On Labor Day, Austin was blessed with its first day of non triple digit temperatures in more than 3 months. A chilling breeze blew through town forcing people to wear peculiar faces as they stepped outdoors. Smiles? Is that what those are? Are people actually happy to be outside? Yes. Yes they were.
Happiness was short-lived, however; along with cool air the breeze also brought hot fires. Lots and lots of devastating, torturous, life-destroying fires.
Today the smoke is infiltrating the Austin air and making the entire city smell eerily similar to a camp site. The sky is a faded grayish blue and every 30 minutes the radio interrupts, advising affected-area residents on whether or not they can return to their homes, announcing which school districts have closed for the week, and informing people on which churches are taking in evacuees.
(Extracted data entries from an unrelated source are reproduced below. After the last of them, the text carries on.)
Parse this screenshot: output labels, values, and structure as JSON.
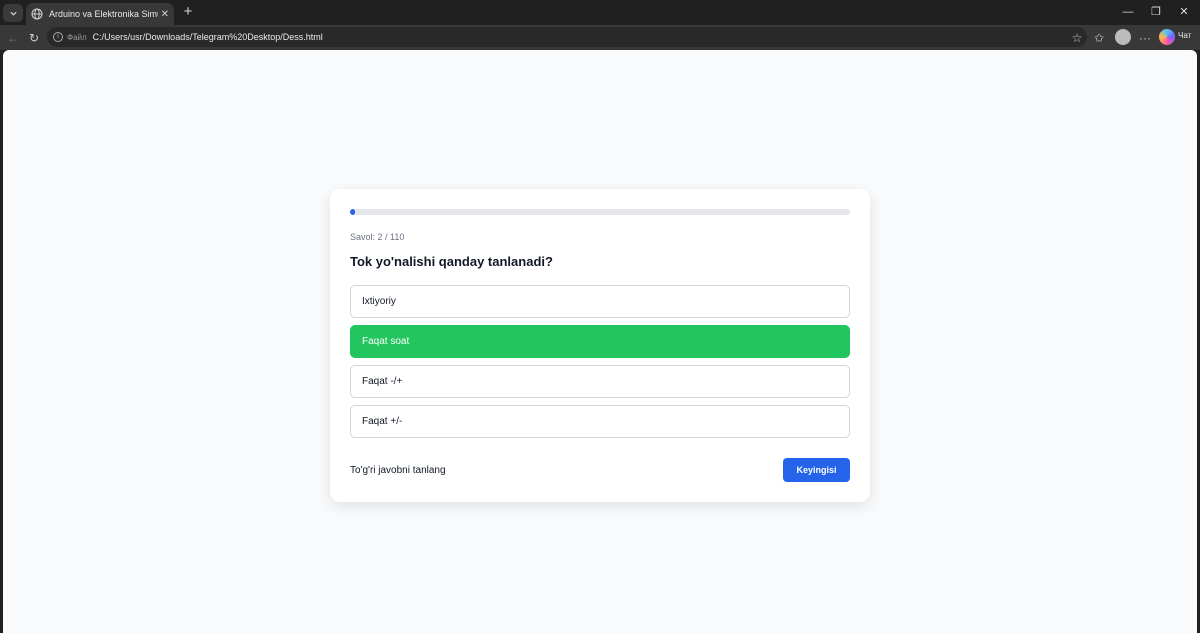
{
  "browser": {
    "tab_title": "Arduino va Elektronika Simulyatori",
    "file_label": "Файл",
    "url": "C:/Users/usr/Downloads/Telegram%20Desktop/Dess.html",
    "chat_label": "Чат"
  },
  "quiz": {
    "progress_fraction": 0.01,
    "counter": "Savol: 2 / 110",
    "question": "Tok yo'nalishi qanday tanlanadi?",
    "options": [
      {
        "label": "Ixtiyoriy",
        "state": "default"
      },
      {
        "label": "Faqat soat",
        "state": "correct"
      },
      {
        "label": "Faqat -/+",
        "state": "default"
      },
      {
        "label": "Faqat +/-",
        "state": "default"
      }
    ],
    "hint": "To'g'ri javobni tanlang",
    "next_label": "Keyingisi"
  },
  "colors": {
    "accent": "#2563eb",
    "correct": "#22c55e",
    "page_bg": "#f8fafc"
  }
}
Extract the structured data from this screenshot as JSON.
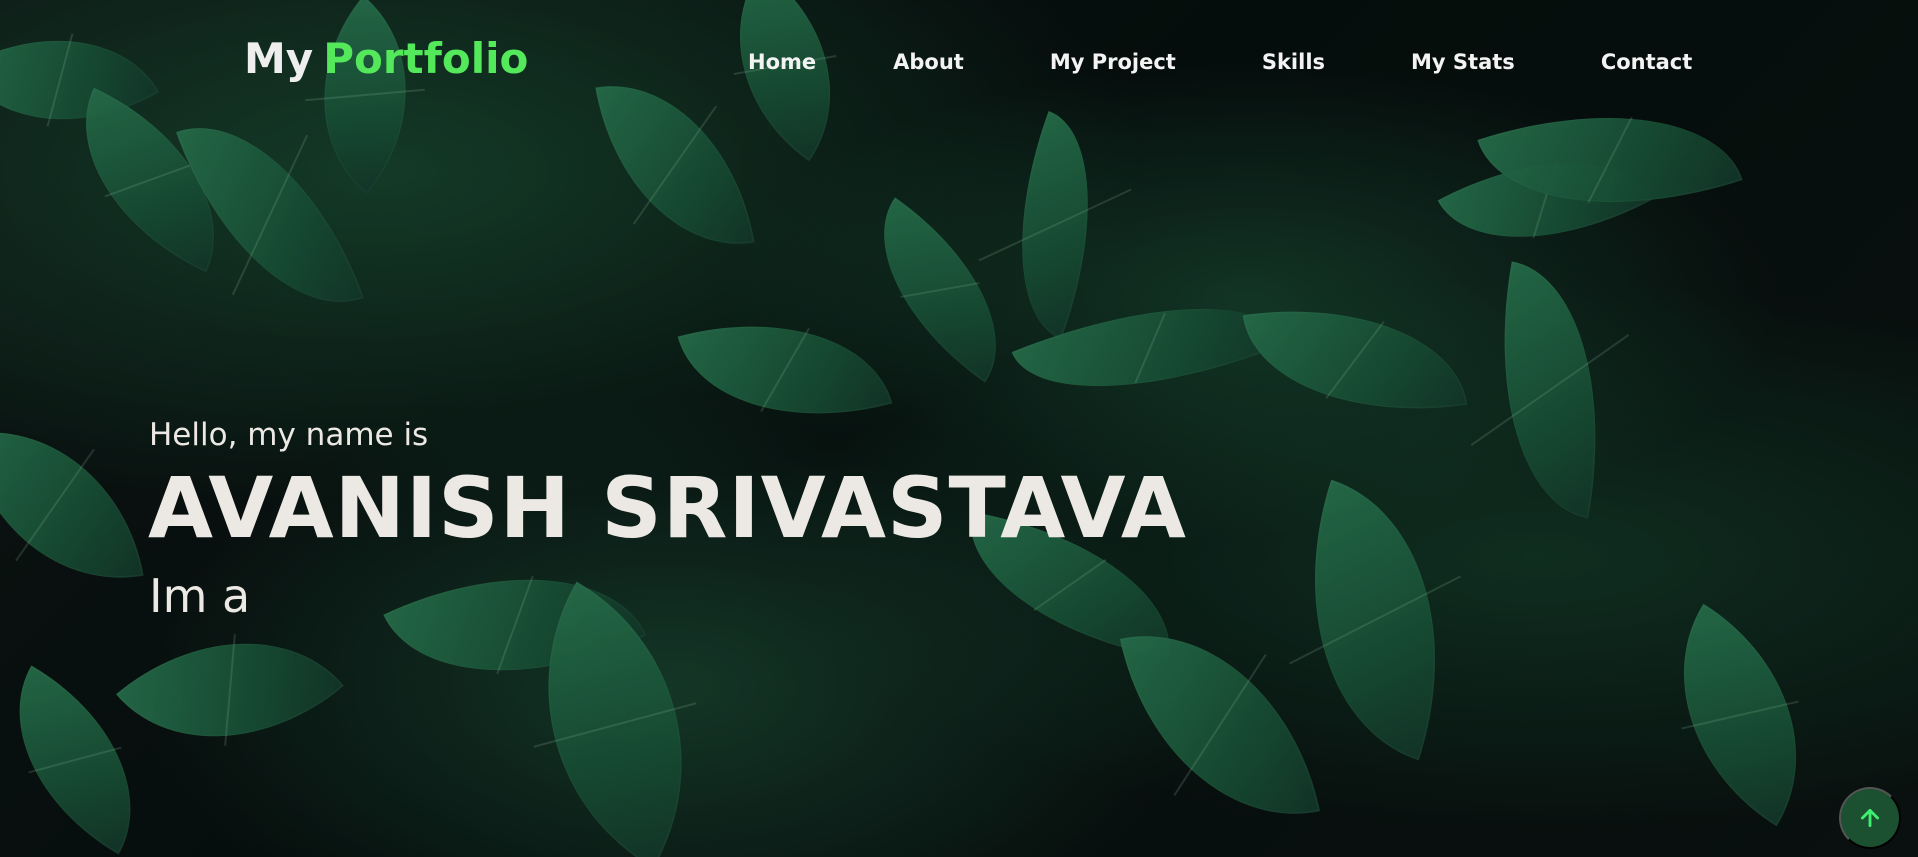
{
  "brand": {
    "prefix": "My",
    "accent": "Portfolio",
    "accent_color": "#54e85b"
  },
  "nav": {
    "items": [
      {
        "label": "Home"
      },
      {
        "label": "About"
      },
      {
        "label": "My Project"
      },
      {
        "label": "Skills"
      },
      {
        "label": "My Stats"
      },
      {
        "label": "Contact"
      }
    ]
  },
  "hero": {
    "greeting": "Hello, my name is",
    "name": "AVANISH SRIVASTAVA",
    "role_prefix": "Im a"
  },
  "icons": {
    "scroll_top": "arrow-up-icon"
  },
  "colors": {
    "text": "#ece8e4",
    "accent": "#54e85b",
    "button_bg": "#1b5130"
  }
}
Some county websites have even started posting listings of houses and properties confirmed burned, and the news sites remind Austin residents to stay indoors and avoid breathing the smoky air when possible.
It’s odd being so close to a “danger zone.” To hear about the chaos on the news is one thing, but to see the smoke move slowly across the skyline is completely surreal and haunting. News at work trickles in slowly about someone’s cousin who’s house was burned, or so-and-so’s coworker who lost their dogs in the blaze. Dreadful.
Just when you think the weather in Texas is looking up, everything turns to hellfire and brimstone.